●「何をしたらいいのですか?」と聞くエリートが急増
「最近では文科省も、“予測困難なこれからの時代において、主体的に考え、行動できる人材を育成することが望ましい”と強調している。主体性はこれからの教育の柱です」と語るのは、数々の教育書を手掛け、「V-net教育相談事務所」を主宰する松永暢史氏。
「主体性とは何か? 実はそれこそが、本来学問をすることの主要目的なのです。主体性とは、“自分で判断して自己責任で行動できる”ことを指し、近年の新入社員、特にエリートたちに不足している要素でもある。主体性がないから責任ある行動がとれず、自分の人生も見極められないために幸福な道を歩めないのです」(松永氏 以下同。)
ペーパーテストでは素晴らしい成績をおさめるにも関わらず、いざ研究会議になると、誰も発言せずに下を向いてしまう…能力は高いのに、何かを思いつくことができずに、「僕は何をしたらいいのですか?」と聞くエリートたちが急増しているという。
「小さい頃から与えられたことをこなし、友だちと外で思いきり遊ぶ代わりに塾へ通い、厳しい受験勉強を経て、通学時間がかかる進学校に入学…念願の東大に入ったところで、エネルギーも発想力もない。そういう人材が多くなってきている。それはおそらく、日本の教育システムや試験制度が間違っているからだと分析します」
文科省はこの状況を、「極めて遺憾だ」とやっと気づき始めた。「東京オリンピック」で賑わう2020年には、センター試験が廃止され、新たな大学入試制度がスタートする予定。この新たな入試制度のキーワードになっているのが、この「主体性」であると松永氏は語る。
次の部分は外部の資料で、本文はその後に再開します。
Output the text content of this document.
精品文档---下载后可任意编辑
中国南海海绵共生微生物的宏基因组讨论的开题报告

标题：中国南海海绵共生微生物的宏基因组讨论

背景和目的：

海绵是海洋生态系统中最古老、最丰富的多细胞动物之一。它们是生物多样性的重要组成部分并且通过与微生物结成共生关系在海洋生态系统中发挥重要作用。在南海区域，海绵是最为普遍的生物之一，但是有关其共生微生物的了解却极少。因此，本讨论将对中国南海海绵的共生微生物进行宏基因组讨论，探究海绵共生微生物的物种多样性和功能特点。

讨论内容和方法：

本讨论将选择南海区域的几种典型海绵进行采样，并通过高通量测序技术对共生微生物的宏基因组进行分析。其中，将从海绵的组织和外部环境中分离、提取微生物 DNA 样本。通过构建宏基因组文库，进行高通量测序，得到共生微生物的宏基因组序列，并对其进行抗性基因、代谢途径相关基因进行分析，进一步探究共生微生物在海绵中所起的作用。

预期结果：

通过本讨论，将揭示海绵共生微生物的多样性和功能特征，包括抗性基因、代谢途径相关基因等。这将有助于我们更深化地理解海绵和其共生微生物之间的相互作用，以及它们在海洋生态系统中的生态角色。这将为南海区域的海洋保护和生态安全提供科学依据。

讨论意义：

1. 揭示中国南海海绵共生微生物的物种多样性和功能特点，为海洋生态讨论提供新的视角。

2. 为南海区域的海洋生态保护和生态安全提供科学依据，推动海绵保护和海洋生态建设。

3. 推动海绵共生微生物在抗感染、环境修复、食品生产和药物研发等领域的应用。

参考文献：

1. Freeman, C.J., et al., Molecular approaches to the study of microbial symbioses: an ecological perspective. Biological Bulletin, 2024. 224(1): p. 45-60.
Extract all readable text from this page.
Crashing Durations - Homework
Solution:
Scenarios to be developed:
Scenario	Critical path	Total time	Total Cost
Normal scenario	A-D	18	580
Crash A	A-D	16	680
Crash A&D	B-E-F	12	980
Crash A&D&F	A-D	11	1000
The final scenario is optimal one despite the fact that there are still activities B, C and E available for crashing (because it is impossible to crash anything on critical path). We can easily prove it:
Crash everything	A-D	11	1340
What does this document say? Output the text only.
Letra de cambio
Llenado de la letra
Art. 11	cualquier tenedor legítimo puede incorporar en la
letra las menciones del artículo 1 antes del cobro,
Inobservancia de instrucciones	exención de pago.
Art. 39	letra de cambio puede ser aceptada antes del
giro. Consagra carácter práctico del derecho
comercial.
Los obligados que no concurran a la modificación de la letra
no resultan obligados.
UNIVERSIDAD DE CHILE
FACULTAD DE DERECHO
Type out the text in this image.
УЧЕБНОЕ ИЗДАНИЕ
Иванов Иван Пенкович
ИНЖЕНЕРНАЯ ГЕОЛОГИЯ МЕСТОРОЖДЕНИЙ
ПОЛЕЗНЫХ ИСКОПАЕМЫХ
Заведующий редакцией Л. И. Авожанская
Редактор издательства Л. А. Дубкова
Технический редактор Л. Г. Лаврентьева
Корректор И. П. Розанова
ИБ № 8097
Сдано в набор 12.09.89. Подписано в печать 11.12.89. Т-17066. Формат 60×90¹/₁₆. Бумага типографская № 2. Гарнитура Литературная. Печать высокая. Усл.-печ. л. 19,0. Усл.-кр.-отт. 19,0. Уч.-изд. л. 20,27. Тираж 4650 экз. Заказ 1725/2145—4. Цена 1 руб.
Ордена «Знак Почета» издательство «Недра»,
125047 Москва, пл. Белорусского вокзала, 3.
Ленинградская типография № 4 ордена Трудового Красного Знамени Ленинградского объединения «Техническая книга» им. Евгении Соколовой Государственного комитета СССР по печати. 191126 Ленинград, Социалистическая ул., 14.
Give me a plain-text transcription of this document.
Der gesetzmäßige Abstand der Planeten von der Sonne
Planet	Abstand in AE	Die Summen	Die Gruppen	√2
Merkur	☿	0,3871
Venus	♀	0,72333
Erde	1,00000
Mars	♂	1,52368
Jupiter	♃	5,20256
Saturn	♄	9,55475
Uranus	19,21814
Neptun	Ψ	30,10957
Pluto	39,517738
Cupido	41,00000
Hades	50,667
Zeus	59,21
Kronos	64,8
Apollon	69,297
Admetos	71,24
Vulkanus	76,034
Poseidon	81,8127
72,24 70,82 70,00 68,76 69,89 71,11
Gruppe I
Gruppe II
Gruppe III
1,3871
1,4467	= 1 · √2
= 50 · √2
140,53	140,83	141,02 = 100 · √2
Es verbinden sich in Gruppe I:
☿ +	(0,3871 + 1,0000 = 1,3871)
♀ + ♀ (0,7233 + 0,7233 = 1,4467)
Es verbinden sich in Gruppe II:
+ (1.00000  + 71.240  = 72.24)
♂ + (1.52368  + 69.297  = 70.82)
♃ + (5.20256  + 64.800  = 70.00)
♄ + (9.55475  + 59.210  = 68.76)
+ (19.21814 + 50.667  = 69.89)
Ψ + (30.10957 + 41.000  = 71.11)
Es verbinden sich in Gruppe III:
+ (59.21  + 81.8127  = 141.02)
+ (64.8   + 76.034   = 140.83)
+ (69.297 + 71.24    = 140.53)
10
「10倍以上の倍率を誇る都立の中高一貫校では、早くもその取り組みが行われています。資料やグラフを掲げて対話文を読ませ、答えを文章で記述するものや、パズルを解くように自分で考えて答えを出さなければならない問題、600字の課題作文が出題され、これらの能力を兼ね備えた子どもたちが合格を手に入れるのです。ここで求められるのは、主体的に判断し、行動考察してそれを言語化する能力そのもの。今後は私立中でも、この傾向が強くなることが予想されます」
その主体性は、遊びのなかで獲得できることもあるという。
「主体性は、友だちと夢中で遊んだときの一体感や好奇心、感受性に目覚めているときにこそ育まれるもの。“人生を楽しむこと”が上手な人間に育てることが大事なのです。大人になって必要とされるエネルギーを獲得するためにも、子どもは遊ばなければならないのです」
日々の声かけ、ライフスタイルを見直すことで、将来を見据えた子育てを…子の主体性獲得に向けて、今から始めてみては!?